Gestational diabetes (GDM) and type 2 diabetes (T2DM) share part of pathomechanism and several T2DM susceptibility genes are demonstrated to be associated with GDM. No information on the genetics of GDM, however, was available in Japanese women. In this study, T2DM risk variants (45 single nucleotide polymorphisms [SNPs] from 36 genes) identified in previous studies were genotyped using matrix-assisted laser desorption/ionization time-of-flight mass spectrometry in a cohort of 171 Japanese women with GDM and 128 normal glucose tolerance (NGT) diagnosed by the new International Association of Diabetes in Pregnancy Study Group criteria. Of 45 SNPs, three genetic variants were nominally associated with the development of GDM: rs266729 (p = 0.013, odds ratio [OR]: 1.56, 95% confidence interval [CI]: 1.10–2.23) in ADIPOQ, rs10811661 (p = 0.035, OR: 1.46, 95% CI: 1.03–2.08) in CDKN2A/2B, and rs9505118 (p = 0.046, OR: 1.41, 95% CI: 1.01–1.97) in SSR1-RREB1. There was a significant difference in the number of risk alleles of three variants between women with GDM and NGT (3.79 ± 1.33 vs. 3.05 ± 1.41, p = 6.0 × 10^-6).

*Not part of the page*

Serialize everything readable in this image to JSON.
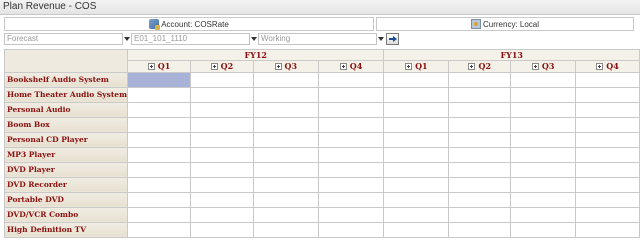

In combined analysis of three genetic variants, women with five or more risk alleles had a 7.32-fold increased risk of GDM (p = 5.6 × 10^-5, 95% CI: 4.54–11.96), compared with those having no more than one risk allele. Our results suggest several risk variants of T2DM had cumulative effects on the development of GDM in Japanese women.